Publié et traduit en français aux éditions Eyrolles, Paris 2013, 42 €.

Réduire le temps à de l'espace, telle est la tâche des cartographies que cet ouvrage passe en revue. Les calendriers permettent de comparer les durées, de résumer des époques, établir des synchronies, systématiser des règnes sous l'angle fiscal, démographique, généalogique... Atlas historiques, tableaux (charts), listes, rouleaux, cartes, disques (cf. discus chronologicus, p. 105), autant d'outils et de technologies de communication visuelle conçus à partir de données de toutes sortes, notamment rangées selon l'ordre du temps et de la durée. Le journalisme a propagé ces représentations (data journalism), les manuels scolaires les avaient inculquées pour former nos habitudes visuelles, et partant, conceptuelles : ce que Windows a fait de nous et de nos raisonnements (cf. Powerpoint et Excel, notamment). La data visualization n'a pas fini d'y puiser qui s'essaie à renouveler nos manière de voir et présenter les données : autant de procédés didactique pour faire comprendre l'histoire, la causalité, les corrélations, situer les distances et les contemporanéités, et prédire.

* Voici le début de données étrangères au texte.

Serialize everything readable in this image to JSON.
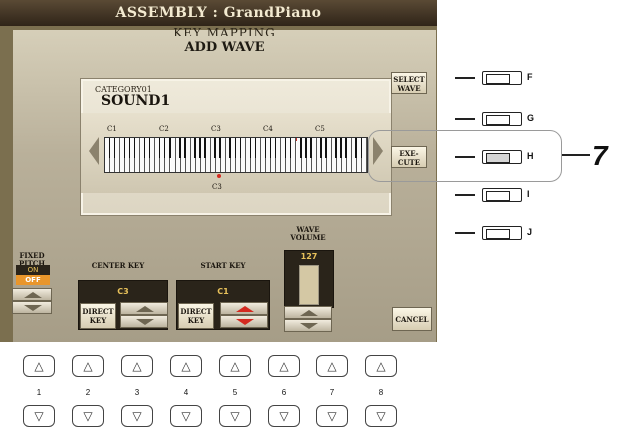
{
  "screen": {
    "title": "ASSEMBLY : GrandPiano",
    "subtitle": "KEY MAPPING",
    "dialog_title": "ADD WAVE"
  },
  "keyboard_box": {
    "category": "CATEGORY01",
    "sound_name": "SOUND1",
    "octave_labels": [
      "C1",
      "C2",
      "C3",
      "C4",
      "C5"
    ],
    "selected_key_label": "C3"
  },
  "side_buttons": {
    "select_wave": "SELECT WAVE",
    "execute": "EXE-CUTE",
    "cancel": "CANCEL"
  },
  "bottom_controls": {
    "fixed_pitch": {
      "label": "FIXED PITCH",
      "on": "ON",
      "off": "OFF"
    },
    "center_key": {
      "label": "CENTER KEY",
      "value": "C3",
      "direct_key": "DIRECT KEY"
    },
    "start_key": {
      "label": "START KEY",
      "value": "C1",
      "direct_key": "DIRECT KEY"
    },
    "wave_volume": {
      "label": "WAVE VOLUME",
      "value": "127",
      "level": 1.0
    }
  },
  "panel_right_buttons": [
    {
      "label": "F"
    },
    {
      "label": "G"
    },
    {
      "label": "H"
    },
    {
      "label": "I"
    },
    {
      "label": "J"
    }
  ],
  "callout": {
    "number": "7"
  },
  "panel_bottom_buttons": {
    "up_glyph": "△",
    "down_glyph": "▽",
    "numbers": [
      "1",
      "2",
      "3",
      "4",
      "5",
      "6",
      "7",
      "8"
    ]
  },
  "colors": {
    "value_text": "#e9c25b",
    "off_highlight": "#e9962b",
    "red_marker": "#d42a20"
  }
}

Ce livre d'histoire de l'histoire fait voir ce que notre représentation, notre vision de l'histoire du monde a d'uniforme derrière son pittoresque, ce qu'elle doit à quelques techniques de visualisation : Theatrum historicum (selon un titre du XVIIème siècle, o.c. p. 79). Si les nombreuses illustrations des différentes "cartographies" nous semblent familières, sans doute est-ce parce que les techniques graphiques de repésentation du temps ont peu changé dans le temps malgré leur créativité et leurs étonnantes subtilités. Les travaux anthropologiques de Tim Ingold (cf. Lines, a brief history) et de Jack Goody sur la "domestication" de la "pensée sauvage" aideront à tirer profit de cette inventaire.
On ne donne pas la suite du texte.